= Sober companion =

A sober companion is a human services-related career path with the goal of helping the client maintain total abstinence or harm reduction from any addiction, and to establish healthy routines at home or after checking out of a residential treatment facility. Although regulations do not exist for the specific sober companion position, ethical existing peoples and businesses abide by the U.S. standards of mental health treatment. A sober companion may be a part of a whole medical and/or a clinical team of professional(s), may be formally licensed as a mental health professional, or have well-respected experience in the field and/or may work independently on their own.

==Service==
Protocols for a sober companion when working with a client, their family, and/or friends are established immediately. These may include a psychotherapeutic approach, 12-step or non-12 step plan, other outside support groups, help establishing nutrition and fitness daily, medication therapy, or holistic practices.
The primary duty of a sober coach is to ensure the recovering individual does not relapse. They may be hired to provide round the clock care, be on-call, or to accompany the recovering addict during certain activities.

A companion acts as an advocate for the newly recovering person and provides new ways for the client to act in their own living environment. A sober companion either completely removes the addict from their own environment of hidden stashes, or may search for hidden drugs in that environment, in an effort to prevent a relapse.

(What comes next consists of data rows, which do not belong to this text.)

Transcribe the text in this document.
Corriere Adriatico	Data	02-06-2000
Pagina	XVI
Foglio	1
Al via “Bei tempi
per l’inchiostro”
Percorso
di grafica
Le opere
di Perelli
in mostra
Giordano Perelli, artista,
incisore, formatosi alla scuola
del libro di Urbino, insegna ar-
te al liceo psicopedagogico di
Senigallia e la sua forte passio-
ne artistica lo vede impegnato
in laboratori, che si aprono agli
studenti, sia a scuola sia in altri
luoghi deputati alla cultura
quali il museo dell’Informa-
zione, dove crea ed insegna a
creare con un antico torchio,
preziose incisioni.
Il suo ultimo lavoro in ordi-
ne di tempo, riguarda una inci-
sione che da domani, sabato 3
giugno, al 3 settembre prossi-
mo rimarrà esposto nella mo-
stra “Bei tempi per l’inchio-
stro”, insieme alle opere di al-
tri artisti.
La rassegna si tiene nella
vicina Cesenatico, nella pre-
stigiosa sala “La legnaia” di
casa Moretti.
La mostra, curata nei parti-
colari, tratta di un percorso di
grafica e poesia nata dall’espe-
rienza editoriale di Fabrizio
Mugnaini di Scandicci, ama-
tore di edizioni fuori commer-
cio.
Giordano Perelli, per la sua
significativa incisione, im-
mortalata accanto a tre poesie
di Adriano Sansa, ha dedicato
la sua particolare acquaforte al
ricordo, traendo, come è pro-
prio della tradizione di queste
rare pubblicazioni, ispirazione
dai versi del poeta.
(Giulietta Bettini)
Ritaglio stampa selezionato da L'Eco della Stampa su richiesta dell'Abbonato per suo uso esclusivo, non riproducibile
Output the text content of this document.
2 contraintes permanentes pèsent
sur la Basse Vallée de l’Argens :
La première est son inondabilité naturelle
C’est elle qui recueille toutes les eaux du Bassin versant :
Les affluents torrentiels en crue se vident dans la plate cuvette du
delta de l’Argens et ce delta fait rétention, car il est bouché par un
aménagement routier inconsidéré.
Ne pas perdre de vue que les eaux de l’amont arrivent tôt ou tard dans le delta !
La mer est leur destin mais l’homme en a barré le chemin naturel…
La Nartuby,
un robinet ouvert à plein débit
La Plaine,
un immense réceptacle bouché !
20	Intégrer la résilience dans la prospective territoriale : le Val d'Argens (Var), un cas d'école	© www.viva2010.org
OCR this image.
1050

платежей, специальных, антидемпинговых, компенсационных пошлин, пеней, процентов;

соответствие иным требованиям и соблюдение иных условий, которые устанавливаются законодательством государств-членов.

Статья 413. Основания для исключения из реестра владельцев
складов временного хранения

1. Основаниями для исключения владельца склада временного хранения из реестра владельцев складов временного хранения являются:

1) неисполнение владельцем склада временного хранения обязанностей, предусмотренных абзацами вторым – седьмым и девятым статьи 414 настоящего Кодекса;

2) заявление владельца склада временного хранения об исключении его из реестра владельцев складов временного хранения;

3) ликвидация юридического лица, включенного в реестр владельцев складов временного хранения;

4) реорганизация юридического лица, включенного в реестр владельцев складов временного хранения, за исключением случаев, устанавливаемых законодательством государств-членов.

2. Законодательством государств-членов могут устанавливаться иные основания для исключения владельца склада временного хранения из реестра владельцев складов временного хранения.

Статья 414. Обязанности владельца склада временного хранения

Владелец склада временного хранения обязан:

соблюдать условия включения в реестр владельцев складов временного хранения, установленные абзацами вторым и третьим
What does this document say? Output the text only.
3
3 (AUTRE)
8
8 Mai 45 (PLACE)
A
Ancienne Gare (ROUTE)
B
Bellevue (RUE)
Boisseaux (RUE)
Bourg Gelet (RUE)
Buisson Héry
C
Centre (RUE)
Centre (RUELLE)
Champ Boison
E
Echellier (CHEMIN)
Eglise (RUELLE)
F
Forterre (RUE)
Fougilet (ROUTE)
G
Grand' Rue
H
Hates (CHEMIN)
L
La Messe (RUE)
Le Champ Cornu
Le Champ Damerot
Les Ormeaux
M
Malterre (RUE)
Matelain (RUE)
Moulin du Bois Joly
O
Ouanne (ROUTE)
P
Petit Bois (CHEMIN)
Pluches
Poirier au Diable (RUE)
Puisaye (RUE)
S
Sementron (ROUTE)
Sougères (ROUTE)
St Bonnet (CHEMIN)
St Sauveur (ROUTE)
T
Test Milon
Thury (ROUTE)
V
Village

An engagement with a sober companion usually lasts 30 days or longer. The time required to effect a meaningful change varies depending upon the client, co-occurring disorders, and life at home. Ethically, a companion's presence in the client's life will titrate down as the client's ability to connect to newly defined healthy behaviors with family, work, and legal issues without relapse is proven. Some recovery coaches stay with their clients for many months, and some offer only transportation services (for instance, to and from treatment facilities or sober living homes). The sober companion's duties vary from case to case, from simply ensuring the client remains abstinent, to establishing and ushering a specific plan of recovered resources and relationships into their home and community.

Many sober companions are ex-addicts themselves and are sometimes hired in cases where a celebrity, actor or musician will not attend residential treatment, but must remain abstinent to complete a film or recording project. They are also depicted by some media outlets as "adult babysitters". Doctors may also refer to sober companions as "advocates" for actors, musicians, and other celebrities.

==Controversies==
There has been controversy among sober companions over the use of drug replacement therapy and prescription drugs to ease withdrawal, cravings or other side effects of long-term narcotic and alcohol use. Sober companions are sometimes used as a replacement for residential addiction treatment or other forms of drug rehabilitation. Dr. Ronald J. Hunsicker, FACATA, National Association of Addiction Treatment Providers' president and chief executive officer, introduced an alternative perspective in mental health and addiction treatment programs. It was recommend that a combined approach be taken, particularly for people at high risk of relapse. Hunsicker's speech on “The Challenges for Implementing Evidence-Based Practices in Addiction Treatment" suggested that companions can help a patient successfully transition from a heavily structured, secure environment into the world where they previously failed to stay sober. Other experts are skeptical of the companion approach and its dependence on a single individual.

==Pop culture==
The television series Elementary depicts Watson as a female sober companion to a modern-day Sherlock Holmes.